Let $$(A, \leq)$$ be a poset. A set $$B \subseteq A$$ is said to be cofinal in $$A$$ if every $$a \in A$$ has a $$b\in B$$ with $$a \leq b$$.

Why is a cofinal set called "cofinal?" Is there a related notion of a "final" set? The "co" doesn't seem to be related to the word "complement," as the complement of a cofinal set can also be cofinal; such sets don't seem to be "final" in any natural sense of the word I can imagine.

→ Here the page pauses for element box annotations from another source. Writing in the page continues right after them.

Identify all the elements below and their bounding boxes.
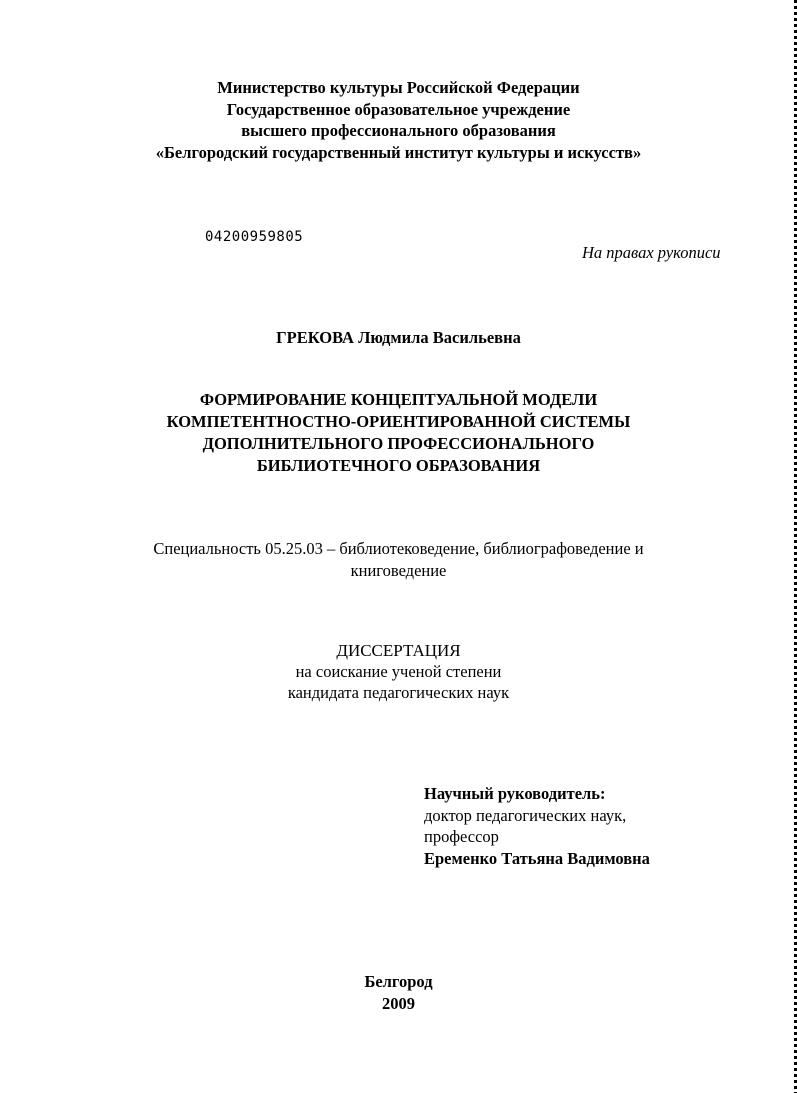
catalog-code: 04200959805 bbox=[205, 229, 304, 245]
specialty bbox=[0, 538, 797, 581]
city: Белгород bbox=[364, 972, 433, 991]
specialty-line: книговедение bbox=[350, 560, 447, 580]
supervisor-degree: доктор педагогических наук, bbox=[424, 805, 627, 825]
author-name: ГРЕКОВА Людмила Васильевна bbox=[276, 328, 521, 347]
header-line: высшего профессионального образования bbox=[241, 121, 556, 140]
degree-statement bbox=[0, 640, 797, 703]
header-line: «Белгородский государственный институт культуры и искусств» bbox=[155, 142, 642, 162]
degree-line: на соискание ученой степени bbox=[295, 662, 502, 681]
year: 2009 bbox=[382, 994, 415, 1013]
degree-line: ДИССЕРТАЦИЯ bbox=[336, 641, 461, 660]
title-line: БИБЛИОТЕЧНОГО ОБРАЗОВАНИЯ bbox=[256, 456, 541, 475]
title-line: ДОПОЛНИТЕЛЬНОГО ПРОФЕССИОНАЛЬНОГО bbox=[202, 434, 595, 453]
specialty-line: Специальность 05.25.03 – библиотековедение, библиографоведение и bbox=[153, 539, 644, 558]
header-line: Государственное образовательное учреждение bbox=[226, 99, 571, 119]
header-line: Министерство культуры Российской Федерации bbox=[217, 78, 580, 97]
place-and-year bbox=[0, 971, 797, 1015]
supervisor-rank: профессор bbox=[424, 827, 499, 846]
dissertation-title bbox=[0, 389, 797, 477]
title-line: КОМПЕТЕНТНОСТНО-ОРИЕНТИРОВАННОЙ СИСТЕМЫ bbox=[166, 412, 631, 431]
supervisor-block bbox=[424, 783, 650, 869]
supervisor-heading: Научный руководитель: bbox=[424, 784, 606, 803]
rights-note: На правах рукописи bbox=[582, 243, 721, 262]
supervisor-name: Еременко Татьяна Вадимовна bbox=[424, 848, 650, 868]
institution-header bbox=[0, 77, 797, 163]
title-line: ФОРМИРОВАНИЕ КОНЦЕПТУАЛЬНОЙ МОДЕЛИ bbox=[199, 390, 598, 409]
degree-line: кандидата педагогических наук bbox=[287, 683, 510, 702]
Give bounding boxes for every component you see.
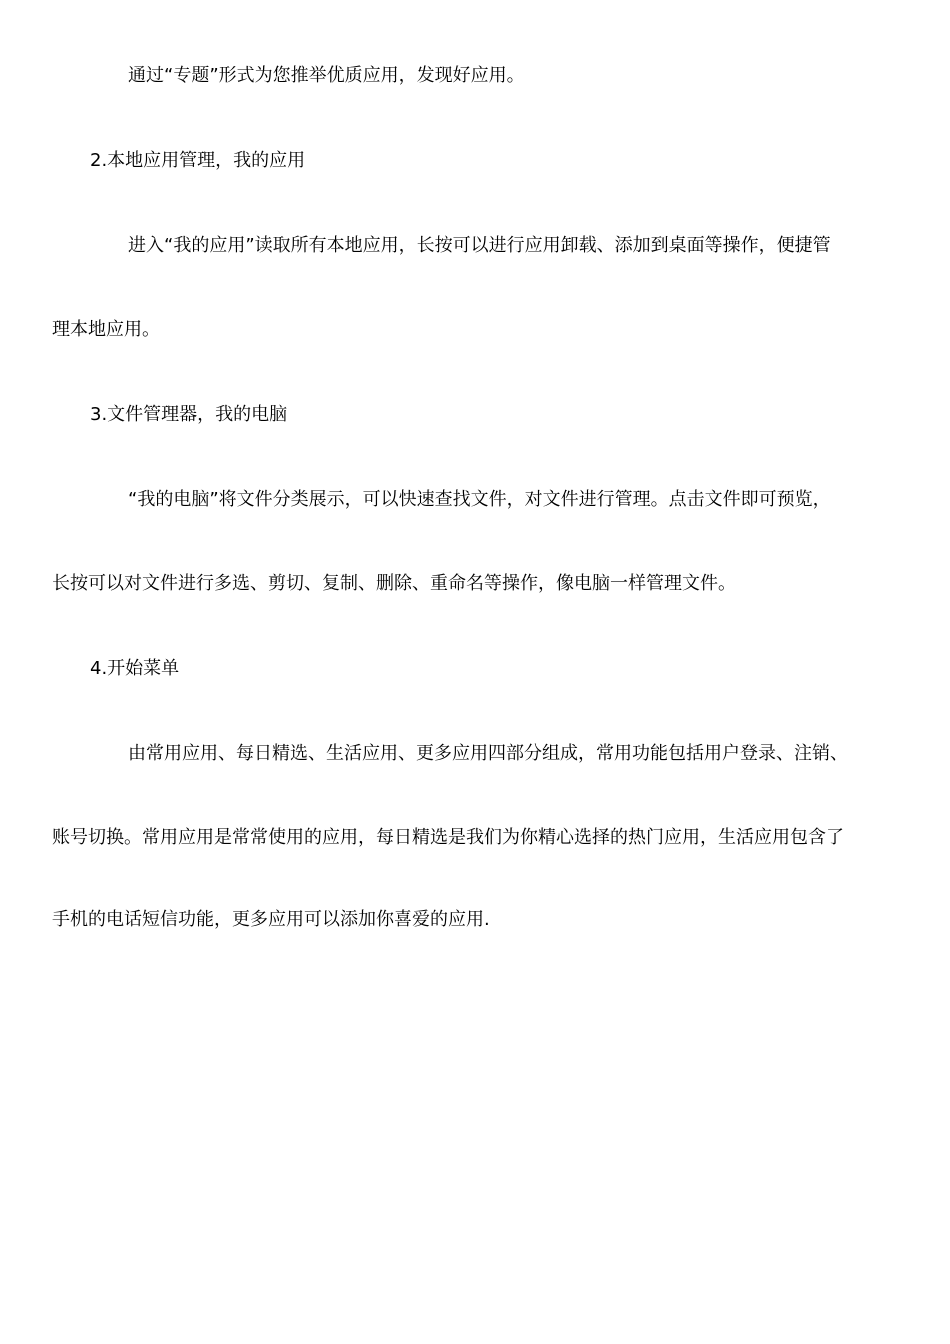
paragraph-line: “我的电脑”将文件分类展示，可以快速查找文件，对文件进行管理。点击文件即可预览， — [128, 489, 831, 510]
paragraph-line: 手机的电话短信功能，更多应用可以添加你喜爱的应用. — [52, 909, 490, 930]
section-heading: 2.本地应用管理，我的应用 — [90, 150, 306, 171]
paragraph-line: 通过“专题”形式为您推举优质应用，发现好应用。 — [128, 65, 525, 86]
section-heading: 4.开始菜单 — [90, 658, 180, 679]
section-heading: 3.文件管理器，我的电脑 — [90, 404, 288, 425]
paragraph-line: 理本地应用。 — [52, 319, 160, 340]
paragraph-line: 由常用应用、每日精选、生活应用、更多应用四部分组成，常用功能包括用户登录、注销、 — [128, 743, 848, 764]
paragraph-line: 账号切换。常用应用是常常使用的应用，每日精选是我们为你精心选择的热门应用，生活应用包含了 — [52, 827, 844, 848]
paragraph-line: 进入“我的应用”读取所有本地应用，长按可以进行应用卸载、添加到桌面等操作，便捷管 — [128, 235, 831, 256]
paragraph-line: 长按可以对文件进行多选、剪切、复制、删除、重命名等操作，像电脑一样管理文件。 — [52, 573, 736, 594]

• I think it should mean that in the right category (which seems to be a subcategory of $\textbf{Pos}$ which somehow depends on A), there is only one morphism (order preserving map with possibly some other restrictions depending on what this new category might be) from B to every other object in that same category. – Countable Feb 6 at 23:02
• The co prefix in the word cofinal has for me the touch of "together with" as in Maths & CO. Well, $A$ and its cofinal set $B$ have the same "chance" to inspect the final, terminal properties of the order. – dan_fulea Feb 6 at 23:04
• @Countable I think the term far predates any category theory ideas about final objects and co-categories.. – Henno Brandsma Feb 6 at 23:09
• FWIW there is a sort of "double-negation duality" going on here: $B$ is cofinal in $A$ iff $A\setminus B$ is not a "final segment" of $A$ (although the latter term is really most used in the context of linear orders). So "cofinal" = "complement not final." – Noah Schweber Feb 6 at 23:11

The term cofinal is a compound of the prefix co- and the adjective final. Here the meaning of the prefix is ‘together; mutually; jointly’: if $$B$$ is cofinal in $$A$$, the two sets reach the ‘end’ together, so to speak. The prefix is from Latin co-, a variant of con-, and indeed one occasionally sees confinal in place of cofinal. The Latin prefix con- in turn is derived from the preposition cum ‘with, along with’.